I´m not a very logical thinking type of person, and I can´t explain if a Camera can record 12fps, only in full light or also in a disco. As far as I know the fps needs the shutterspeed therefore it can only work in full light, so but whats in a hall when you take pictures from a prom (Maturaball in german) the shutterspeed automatically turns longer, but than you can´t record 12 Images per second.

I question this because I had an EOS 400D which made 3fps and with that i recorded some Neonlights in a disco which ran around the dancefloor, because i loved how it run threw there and liked to make a Gif Animation, now 3fps isn´t much and the shutterspeed don´t must be as high as by 7fps I haven´t tried it yet with a 7D in that disco, but for my opinion the pictures must be darker than with 3fps and so also the 1DX have to have a slower shutterspeed in disco by 12fps when i won´t change the iso.

So I´ve searched for an answer how long the minimum shutterspeed for 12fps is, typed in google and the first link what hit my ey was the link above. Sorry it is in german, but Video is English

Hope you know what I mean and don´t tease me if i´m wrong

Sorry for my bad english also that link is in german, and I hope I don´t make a mistake when posting this in that section or posting it by the way

With friendly regards

Colin


----------



## Drizzt321 (Jan 21, 2013)

Couldn't read the german, but I agree that if your shutter speed is too slow you won't get the full rated FPS on your camera.

For example, if your maximum is 3 frames per second, then your maximum shutter can be 1/3 sec. Actually probably just a tiny bit faster, but us mere humans probably wouldn't notice a difference. For 12fps, it'd be 1/12 sec shutter speed. Nearest would be 1/10 for 10 fps, or 1/15 which would give the full 12fps.
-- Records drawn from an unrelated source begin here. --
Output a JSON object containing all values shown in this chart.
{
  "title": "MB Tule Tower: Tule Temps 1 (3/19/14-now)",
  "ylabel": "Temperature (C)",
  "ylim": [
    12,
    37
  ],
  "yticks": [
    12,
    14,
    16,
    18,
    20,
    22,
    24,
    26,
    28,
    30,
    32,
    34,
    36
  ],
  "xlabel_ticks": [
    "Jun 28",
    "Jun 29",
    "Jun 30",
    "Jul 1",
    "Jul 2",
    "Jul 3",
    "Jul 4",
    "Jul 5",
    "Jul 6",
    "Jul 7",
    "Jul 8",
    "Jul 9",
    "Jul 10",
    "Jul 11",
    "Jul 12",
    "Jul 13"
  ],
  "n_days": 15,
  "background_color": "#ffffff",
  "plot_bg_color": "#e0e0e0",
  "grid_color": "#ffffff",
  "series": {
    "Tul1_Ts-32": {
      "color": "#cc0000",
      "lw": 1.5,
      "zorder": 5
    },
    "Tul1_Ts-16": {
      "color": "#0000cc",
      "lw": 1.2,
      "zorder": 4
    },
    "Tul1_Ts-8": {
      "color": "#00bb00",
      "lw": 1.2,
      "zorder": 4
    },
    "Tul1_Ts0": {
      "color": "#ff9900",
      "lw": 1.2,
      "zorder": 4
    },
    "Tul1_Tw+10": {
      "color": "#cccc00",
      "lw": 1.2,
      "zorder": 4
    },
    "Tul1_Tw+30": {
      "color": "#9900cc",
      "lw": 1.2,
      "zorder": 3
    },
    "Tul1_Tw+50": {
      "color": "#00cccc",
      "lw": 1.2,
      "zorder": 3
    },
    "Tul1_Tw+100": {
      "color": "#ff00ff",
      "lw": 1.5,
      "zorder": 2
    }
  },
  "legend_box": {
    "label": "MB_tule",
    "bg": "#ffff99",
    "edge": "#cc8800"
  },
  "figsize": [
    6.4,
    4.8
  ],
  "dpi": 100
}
The other bit you have to deal with is the buffer size and how fast your camera can write to the memory card. If you are shooting full size RAW shots, you're going to fill up the buffer a lot faster than if you are shooting small JPG, which means you can shoot for a smaller amount of time at full burst mode.


----------



## Don Haines (Jan 22, 2013)

For those english speakers....

http://web.media.mit.edu/~raskar/trillionfps/


and it's ONLY .58 trillion frames per second..... guess I won't give up on my Canon yet....


----------